Spreadsheets are fine until they aren't
If you really want to understand a company, look at how it handles the boring bits.
Anyone can weld something tidy or write a sharp proposal, but it’s the systems underneath that decide whether a business grows or trips over its own shoelaces. At Terra, we’ve always leaned towards doing things properly, long before any formal standard told us we should.
When I first started putting together our Quality, Environmental, and Health & Safety systems, I did what any sensible small business does. I opened a blank page and began from scratch. A few simple templates, some spreadsheets, a lot of reading, and a clear picture of what “good” should look like. Nothing glamorous, just proper old school thinking and a determination to build something that reflected how we actually work, not how a generic guide thinks we should.
Those early documents weren’t perfect, but they forced us to ask the right questions.
How do we prove we’re doing things safely?
How do we stay consistent as we grow?
How do we capture knowledge so the company scales, not just the workload on the team?
How do we make continuous improvement something real, not just a phrase?

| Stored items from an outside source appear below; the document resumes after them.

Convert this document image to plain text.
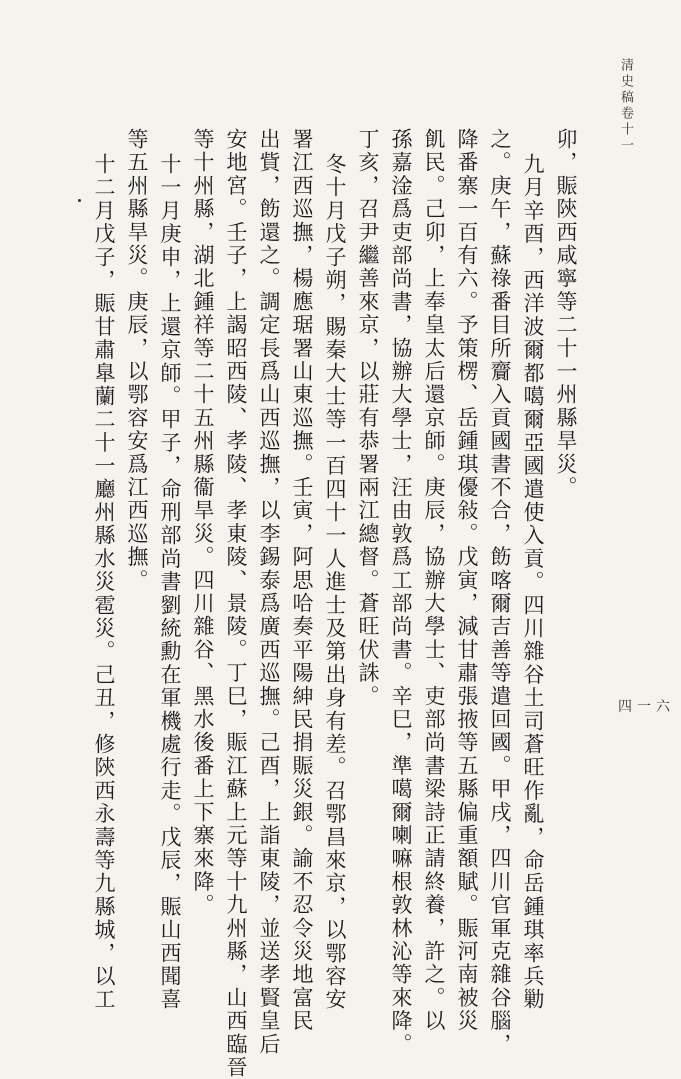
清史稿卷十一
四一六
卯，賑陝西咸寧等二十一州縣旱災。
九月辛酉，西洋波爾都噶爾亞國遣使入貢。四川雜谷土司蒼旺作亂，命岳鍾琪率兵勦
之。庚午，蘇祿番目所齎入貢國書不合，飭喀爾吉善等遣回國。甲戌，四川官軍克雜谷腦，
降番寨一百有六。予策楞、岳鍾琪優敍。戊寅，減甘肅張掖等五縣偏重額賦。賑河南被災
飢民。己卯，上奉皇太后還京師。庚辰，協辦大學士、吏部尚書梁詩正請終養，許之。以
孫嘉淦爲吏部尚書，協辦大學士，汪由敦爲工部尚書。辛巳，準噶爾喇嘛根敦林沁等來降。
丁亥，召尹繼善來京，以莊有恭署兩江總督。蒼旺伏誅。
冬十月戊子朔，賜秦大士等一百四十一人進士及第出身有差。召鄂昌來京，以鄂容安
署江西巡撫，楊應琚署山東巡撫。壬寅，阿思哈奏平陽紳民捐賑災銀。諭不忍令災地富民
出貲，飭還之。調定長爲山西巡撫，以李錫泰爲廣西巡撫。己酉，上詣東陵，並送孝賢皇后
安地宮。壬子，上謁昭西陵、孝陵、孝東陵、景陵。丁巳，賑江蘇上元等十九州縣，山西臨晉
等十州縣，湖北鍾祥等二十五州縣衞旱災。四川雜谷、黑水後番上下寨來降。
十一月庚申，上還京師。甲子，命刑部尚書劉統勳在軍機處行走。戊辰，賑山西聞喜
等五州縣旱災。庚辰，以鄂容安爲江西巡撫。
十二月戊子，賑甘肅臯蘭二十一廳州縣水災雹災。己丑，修陝西永壽等九縣城，以工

Every answer shaped a better process, a clearer workflow, or a more disciplined way of approaching the job. Then, slowly, the bigger picture appeared. We weren’t “preparing for ISO”, we were engineering a system the same way we engineer equipment - deliberately, with precision, and built to last.
As with anything that starts small and grows quickly, we hit the familiar point where things start showing their limits. Spreadsheets were fine until they weren’t.
Version control became a chore.
Logs lived in folders that made sense to one person, but not another.
Processes needed more structure than a shared drive could ever offer.
If we wanted the system to be audit ready, scalable, and actually useful day to day, it couldn’t just exist. It needed to live somewhere built for improvement, not storage.
So we moved to Atlassian.
Calling Atlassian “software” doesn’t really cover it. For us, it became part of the backbone of the business.
Confluence turned our scattered documents into a structured, living Quality Management System. One that anyone can navigate without a map.
Procedures now have version histories.
Risks have owners.
Registers link directly to the workflows they influence.
Everything is traceable, organised, and consistent not because someone remembers, but because the system enforces it.
Then there’s Jira which quickly became the engine room. Corrective actions, engineering changes, maintenance schedules, training logs… everything suddenly had a home and a proper workflow. Nothing got lost. Nothing sat unnoticed. Nothing relied on one person’s memory.
Tasks assign themselves.
Risks escalate automatically.
Procedures notify the right people when they change.
Improvements track themselves.
It was a way to tidy the company, and it rewired how we operate.
Why does that matter? Because ISO isn’t a badge for us. It’s not a box tick or a client requirement. It’s proof that the standards we talk about are the standards we actually live by.
The Atlassian software gave us the alignment we didn’t realise we were missing. Now the workshop, the fabrication bay, the office, the offshore prep - every part of Terra - speaks the same language and follows the same structure.
It’s no longer “someone’s job to remember.” It’s the company’s job to record, track, and act.That consistency strengthens the business as much as it simplifies audits.
We’re now closing in on ISO 9001, ISO 14001, and ISO 45001 certification not because we had to, but because the systems we’ve built deserve recognition.
Looking back, the shift from sketchy documents built from scratch to a full cloud based management system marks a turning point. It’s one of those changes you don’t fully appreciate until you see what came out the other side: a company more organised, more capable, and more resilient than ever.
We’ve entered the stage where structure creates momentum.
Where processes speed things up, not slow them down.
Where the system we built begins paying us back.
ISO was never the destination. It’s just the confirmation that we’re building Terra the right way. Deliberately, piece by piece, with structure, logic, and purpose. Exactly how a good system should be.